Drive ATVs and Shoot Machine Guns
For the group that wants to channel its inner action movie, Desert Wolf Tours near Scottsdale runs a combo that's exactly what it sounds like: rip through the desert in ATVs, then post up at a private range and put rounds through real full-auto firearms. It's professionally guided, legal, and built for guys who've never touched either - it's a premium tour, so it's not cheap, but it's the kind of thing nobody in the group forgets.
If you'd rather skip the guns, a straight ATV or UTV tour through the Tonto National Forest runs around $200 a person for a couple of hours of wash crossings and dust.
Climb Camelback and the Flatiron
Camelback Mountain is the postcard, and its Echo Canyon trail is a steep 1.2-mile scramble to a 360-degree view of the Valley - go at sunrise in the warm months and carry more water than feels reasonable.
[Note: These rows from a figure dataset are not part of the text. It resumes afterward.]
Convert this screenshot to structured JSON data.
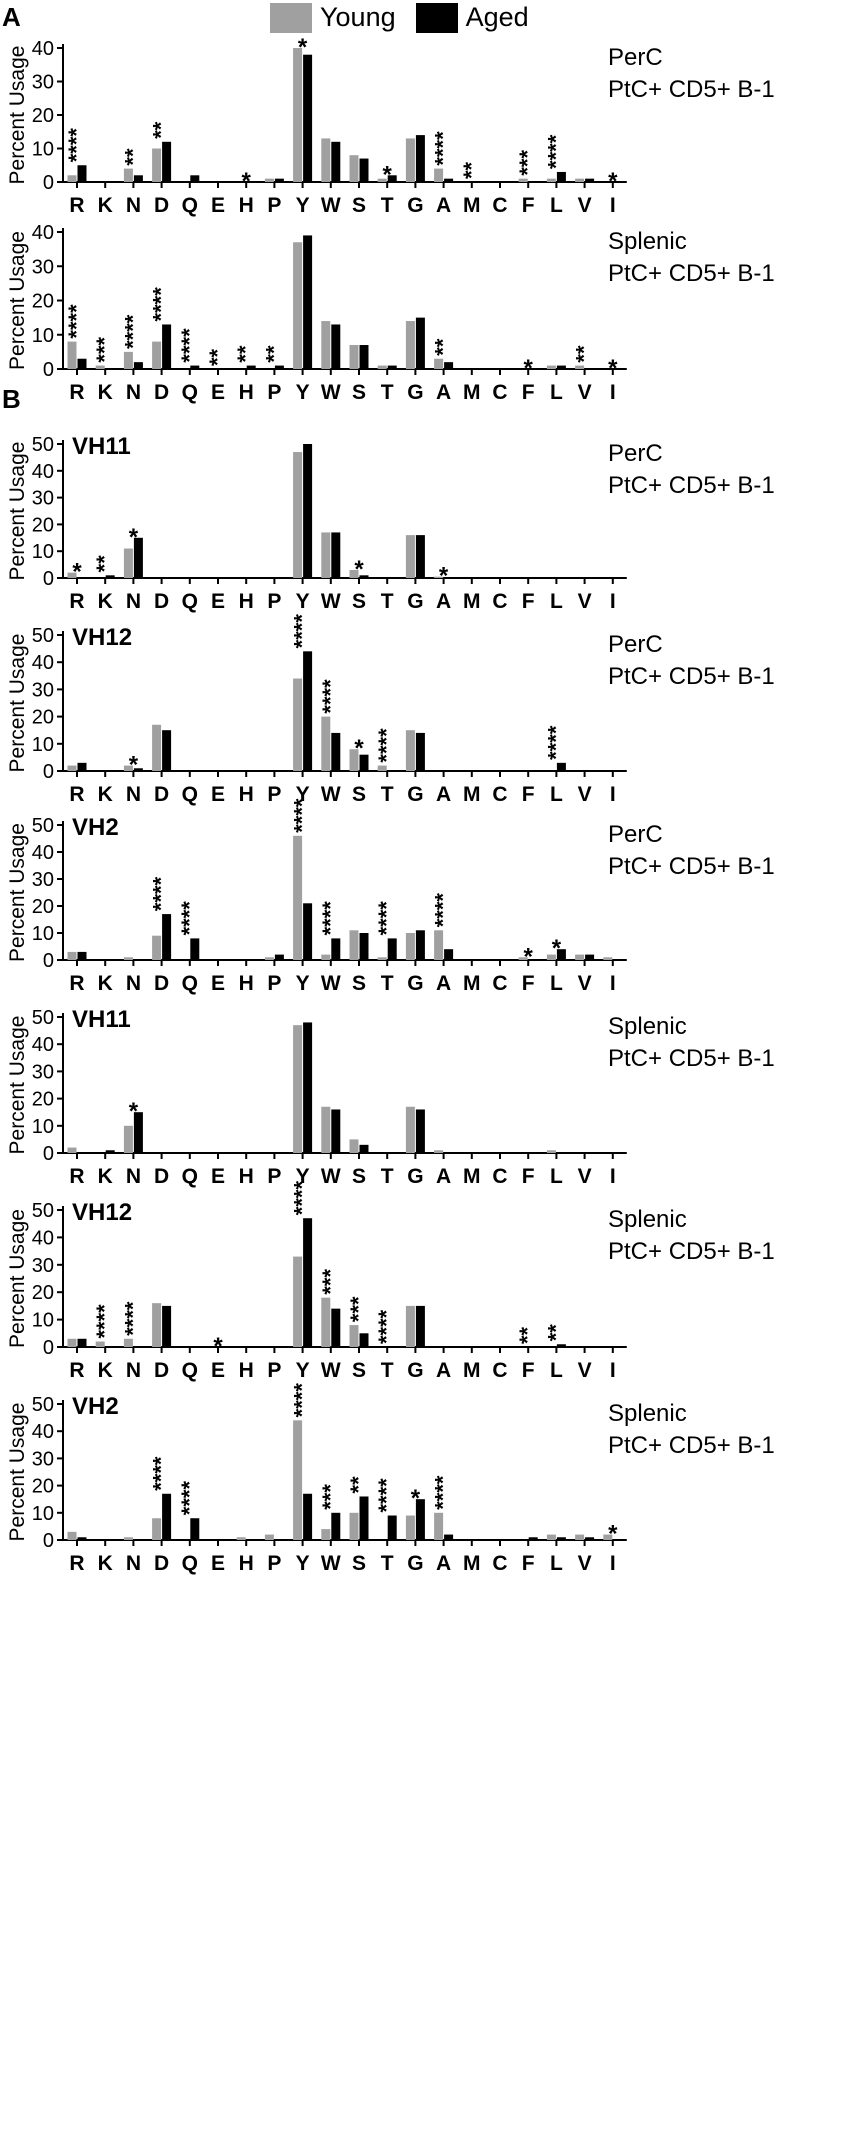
{
  "legend": {
    "young_label": "Young",
    "aged_label": "Aged",
    "young_color": "#a0a0a0",
    "aged_color": "#000000"
  },
  "panel_labels": {
    "a": "A",
    "b": "B"
  },
  "ylabel": "Percent Usage",
  "chart_data": [
    {
      "type": "bar",
      "panel": "A",
      "vh": "",
      "tissue": "PerC",
      "cells": "PtC+ CD5+ B-1",
      "ylabel": "Percent Usage",
      "ylim": [
        0,
        40
      ],
      "yticks": [
        0,
        10,
        20,
        30,
        40
      ],
      "categories": [
        "R",
        "K",
        "N",
        "D",
        "Q",
        "E",
        "H",
        "P",
        "Y",
        "W",
        "S",
        "T",
        "G",
        "A",
        "M",
        "C",
        "F",
        "L",
        "V",
        "I"
      ],
      "series": [
        {
          "name": "Young",
          "values": [
            2,
            0,
            4,
            10,
            0,
            0,
            0,
            1,
            40,
            13,
            8,
            1,
            13,
            4,
            0,
            0,
            1,
            1,
            1,
            0
          ]
        },
        {
          "name": "Aged",
          "values": [
            5,
            0,
            2,
            12,
            2,
            0,
            0,
            1,
            38,
            12,
            7,
            2,
            14,
            1,
            0,
            0,
            0,
            3,
            1,
            0
          ]
        }
      ],
      "significance": [
        "****",
        "",
        "**",
        "**",
        "",
        "",
        "*",
        "",
        "*",
        "",
        "",
        "*",
        "",
        "****",
        "**",
        "",
        "***",
        "****",
        "",
        "*"
      ]
    },
    {
      "type": "bar",
      "panel": "A",
      "vh": "",
      "tissue": "Splenic",
      "cells": "PtC+ CD5+ B-1",
      "ylabel": "Percent Usage",
      "ylim": [
        0,
        40
      ],
      "yticks": [
        0,
        10,
        20,
        30,
        40
      ],
      "categories": [
        "R",
        "K",
        "N",
        "D",
        "Q",
        "E",
        "H",
        "P",
        "Y",
        "W",
        "S",
        "T",
        "G",
        "A",
        "M",
        "C",
        "F",
        "L",
        "V",
        "I"
      ],
      "series": [
        {
          "name": "Young",
          "values": [
            8,
            1,
            5,
            8,
            0,
            0,
            0,
            0,
            37,
            14,
            7,
            1,
            14,
            3,
            0,
            0,
            0,
            1,
            1,
            0
          ]
        },
        {
          "name": "Aged",
          "values": [
            3,
            0,
            2,
            13,
            1,
            0,
            1,
            1,
            39,
            13,
            7,
            1,
            15,
            2,
            0,
            0,
            0,
            1,
            0,
            0
          ]
        }
      ],
      "significance": [
        "****",
        "***",
        "****",
        "****",
        "****",
        "**",
        "**",
        "**",
        "",
        "",
        "",
        "",
        "",
        "**",
        "",
        "",
        "*",
        "",
        "**",
        "*"
      ]
    },
    {
      "type": "bar",
      "panel": "B",
      "vh": "VH11",
      "tissue": "PerC",
      "cells": "PtC+ CD5+ B-1",
      "ylabel": "Percent Usage",
      "ylim": [
        0,
        50
      ],
      "yticks": [
        0,
        10,
        20,
        30,
        40,
        50
      ],
      "categories": [
        "R",
        "K",
        "N",
        "D",
        "Q",
        "E",
        "H",
        "P",
        "Y",
        "W",
        "S",
        "T",
        "G",
        "A",
        "M",
        "C",
        "F",
        "L",
        "V",
        "I"
      ],
      "series": [
        {
          "name": "Young",
          "values": [
            2,
            0,
            11,
            0,
            0,
            0,
            0,
            0,
            47,
            17,
            3,
            0,
            16,
            0.5,
            0,
            0,
            0,
            0,
            0,
            0
          ]
        },
        {
          "name": "Aged",
          "values": [
            0,
            1,
            15,
            0,
            0,
            0,
            0,
            0,
            50,
            17,
            1,
            0,
            16,
            0,
            0,
            0,
            0,
            0,
            0,
            0
          ]
        }
      ],
      "significance": [
        "*",
        "**",
        "*",
        "",
        "",
        "",
        "",
        "",
        "",
        "",
        "*",
        "",
        "",
        "*",
        "",
        "",
        "",
        "",
        "",
        ""
      ]
    },
    {
      "type": "bar",
      "panel": "B",
      "vh": "VH12",
      "tissue": "PerC",
      "cells": "PtC+ CD5+ B-1",
      "ylabel": "Percent Usage",
      "ylim": [
        0,
        50
      ],
      "yticks": [
        0,
        10,
        20,
        30,
        40,
        50
      ],
      "categories": [
        "R",
        "K",
        "N",
        "D",
        "Q",
        "E",
        "H",
        "P",
        "Y",
        "W",
        "S",
        "T",
        "G",
        "A",
        "M",
        "C",
        "F",
        "L",
        "V",
        "I"
      ],
      "series": [
        {
          "name": "Young",
          "values": [
            2,
            0,
            2,
            17,
            0,
            0,
            0,
            0,
            34,
            20,
            8,
            2,
            15,
            0,
            0,
            0,
            0,
            0,
            0,
            0
          ]
        },
        {
          "name": "Aged",
          "values": [
            3,
            0,
            1,
            15,
            0,
            0,
            0,
            0,
            44,
            14,
            6,
            0,
            14,
            0,
            0,
            0,
            0,
            3,
            0,
            0
          ]
        }
      ],
      "significance": [
        "",
        "",
        "*",
        "",
        "",
        "",
        "",
        "",
        "****",
        "****",
        "*",
        "****",
        "",
        "",
        "",
        "",
        "",
        "****",
        "",
        ""
      ]
    },
    {
      "type": "bar",
      "panel": "B",
      "vh": "VH2",
      "tissue": "PerC",
      "cells": "PtC+ CD5+ B-1",
      "ylabel": "Percent Usage",
      "ylim": [
        0,
        50
      ],
      "yticks": [
        0,
        10,
        20,
        30,
        40,
        50
      ],
      "categories": [
        "R",
        "K",
        "N",
        "D",
        "Q",
        "E",
        "H",
        "P",
        "Y",
        "W",
        "S",
        "T",
        "G",
        "A",
        "M",
        "C",
        "F",
        "L",
        "V",
        "I"
      ],
      "series": [
        {
          "name": "Young",
          "values": [
            3,
            0,
            1,
            9,
            0,
            0,
            0,
            1,
            46,
            2,
            11,
            1,
            10,
            11,
            0,
            0,
            1,
            2,
            2,
            1
          ]
        },
        {
          "name": "Aged",
          "values": [
            3,
            0,
            0,
            17,
            8,
            0,
            0,
            2,
            21,
            8,
            10,
            8,
            11,
            4,
            0,
            0,
            0,
            4,
            2,
            0
          ]
        }
      ],
      "significance": [
        "",
        "",
        "",
        "****",
        "****",
        "",
        "",
        "",
        "****",
        "****",
        "",
        "****",
        "",
        "****",
        "",
        "",
        "*",
        "*",
        "",
        ""
      ]
    },
    {
      "type": "bar",
      "panel": "B",
      "vh": "VH11",
      "tissue": "Splenic",
      "cells": "PtC+ CD5+ B-1",
      "ylabel": "Percent Usage",
      "ylim": [
        0,
        50
      ],
      "yticks": [
        0,
        10,
        20,
        30,
        40,
        50
      ],
      "categories": [
        "R",
        "K",
        "N",
        "D",
        "Q",
        "E",
        "H",
        "P",
        "Y",
        "W",
        "S",
        "T",
        "G",
        "A",
        "M",
        "C",
        "F",
        "L",
        "V",
        "I"
      ],
      "series": [
        {
          "name": "Young",
          "values": [
            2,
            0,
            10,
            0,
            0,
            0,
            0,
            0,
            47,
            17,
            5,
            0,
            17,
            1,
            0,
            0,
            0,
            1,
            0,
            0
          ]
        },
        {
          "name": "Aged",
          "values": [
            0,
            1,
            15,
            0,
            0,
            0,
            0,
            0,
            48,
            16,
            3,
            0,
            16,
            0,
            0,
            0,
            0,
            0,
            0,
            0
          ]
        }
      ],
      "significance": [
        "",
        "",
        "*",
        "",
        "",
        "",
        "",
        "",
        "",
        "",
        "",
        "",
        "",
        "",
        "",
        "",
        "",
        "",
        "",
        ""
      ]
    },
    {
      "type": "bar",
      "panel": "B",
      "vh": "VH12",
      "tissue": "Splenic",
      "cells": "PtC+ CD5+ B-1",
      "ylabel": "Percent Usage",
      "ylim": [
        0,
        50
      ],
      "yticks": [
        0,
        10,
        20,
        30,
        40,
        50
      ],
      "categories": [
        "R",
        "K",
        "N",
        "D",
        "Q",
        "E",
        "H",
        "P",
        "Y",
        "W",
        "S",
        "T",
        "G",
        "A",
        "M",
        "C",
        "F",
        "L",
        "V",
        "I"
      ],
      "series": [
        {
          "name": "Young",
          "values": [
            3,
            2,
            3,
            16,
            0,
            0,
            0,
            0,
            33,
            18,
            8,
            0,
            15,
            0,
            0,
            0,
            0,
            0,
            0,
            0
          ]
        },
        {
          "name": "Aged",
          "values": [
            3,
            0,
            0,
            15,
            0,
            0,
            0,
            0,
            47,
            14,
            5,
            0,
            15,
            0,
            0,
            0,
            0,
            1,
            0,
            0
          ]
        }
      ],
      "significance": [
        "",
        "****",
        "****",
        "",
        "",
        "*",
        "",
        "",
        "****",
        "***",
        "***",
        "****",
        "",
        "",
        "",
        "",
        "**",
        "**",
        "",
        ""
      ]
    },
    {
      "type": "bar",
      "panel": "B",
      "vh": "VH2",
      "tissue": "Splenic",
      "cells": "PtC+ CD5+ B-1",
      "ylabel": "Percent Usage",
      "ylim": [
        0,
        50
      ],
      "yticks": [
        0,
        10,
        20,
        30,
        40,
        50
      ],
      "categories": [
        "R",
        "K",
        "N",
        "D",
        "Q",
        "E",
        "H",
        "P",
        "Y",
        "W",
        "S",
        "T",
        "G",
        "A",
        "M",
        "C",
        "F",
        "L",
        "V",
        "I"
      ],
      "series": [
        {
          "name": "Young",
          "values": [
            3,
            0,
            1,
            8,
            0,
            0,
            1,
            2,
            44,
            4,
            10,
            0,
            9,
            10,
            0,
            0,
            0,
            2,
            2,
            2
          ]
        },
        {
          "name": "Aged",
          "values": [
            1,
            0,
            0,
            17,
            8,
            0,
            0,
            0,
            17,
            10,
            16,
            9,
            15,
            2,
            0,
            0,
            1,
            1,
            1,
            0
          ]
        }
      ],
      "significance": [
        "",
        "",
        "",
        "****",
        "****",
        "",
        "",
        "",
        "****",
        "***",
        "**",
        "****",
        "*",
        "****",
        "",
        "",
        "",
        "",
        "",
        "*"
      ]
    }
  ]
}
Climbers can take it further with a guided half-day rope ascent of the Praying Monk, the stone formation on Camelback's flank that's a rite of passage for Phoenix climbers; outfits like StoneMan Climbing handle the gear and the ropework for first-timers.
If the group wants bragging rights, the Flatiron via Siphon Draw in the Superstition Mountains east of Mesa is one of the hardest hikes around - hand-over-fist rock near the top, in the same range that's hidden the Lost Dutchman's gold for over a century. Newer climbers should book a guide; desert granite is unforgiving and the sun does more damage than the rock.
Mountain Bike the Desert Singletrack
Phoenix is a real mountain-bike town and the trails back it up. South Mountain's National Trail runs 14.5 miles along the ridgeline with downtown views and a reputation as the area's toughest - serious riders shuttle to the top and descend. For flowier, less punishing miles, the Hawes system in Mesa is the local favorite, with Red Mountain Rush near the top of everyone's list.
No bike? Guided outfitters in north Scottsdale rent the gear and run a Phoenix adventure tour through the McDowell Sonoran Preserve, the largest urban preserve in the country, with more than 225 miles of trail. Start at the Gateway trailhead for loops that scale from mellow to the gut-check Bell Pass descent.
Run the Apache Trail to Canyon Lake
When the group wants a full day out of the city, point the trucks at the Apache Trail - a partly unpaved 47-mile route through the Superstition Wilderness, past volcanic cliffs and saguaro forest, that's an off-road adventure on its own. It's the kind of drive built for a high-clearance 4x4 - the 2022 Silverado ZR2 we put through the desert ate it up - though any capable rig handles the graded sections.
The payoff is Canyon Lake, the most picturesque of the Salt River reservoirs, where you can rent a kayak or paddleboard and slip into red-rock coves the powerboats can't reach. Stop at Tortilla Flat, an old stagecoach town down to a handful of residents and one very good saloon, for a beer and a bowl of chili. Cap it with a sunset horseback ride and a steak cookout at a Scottsdale ranch for the full Old West sendoff before the flight home.
Golf Is Great But Don't Forget To Build the Adventure Side of Your Trip
Golf can still anchor the weekend - just don't let it eat the whole thing. Match the desert to the calendar, with water and dawn starts in summer and everything wide open from fall through spring, and you can stack a sunrise hike, an afternoon float, and a steak dinner into one day. One last tip: rafting season and a good snow year sell out months ahead, so if Class IV is on the list, book that before the tee times.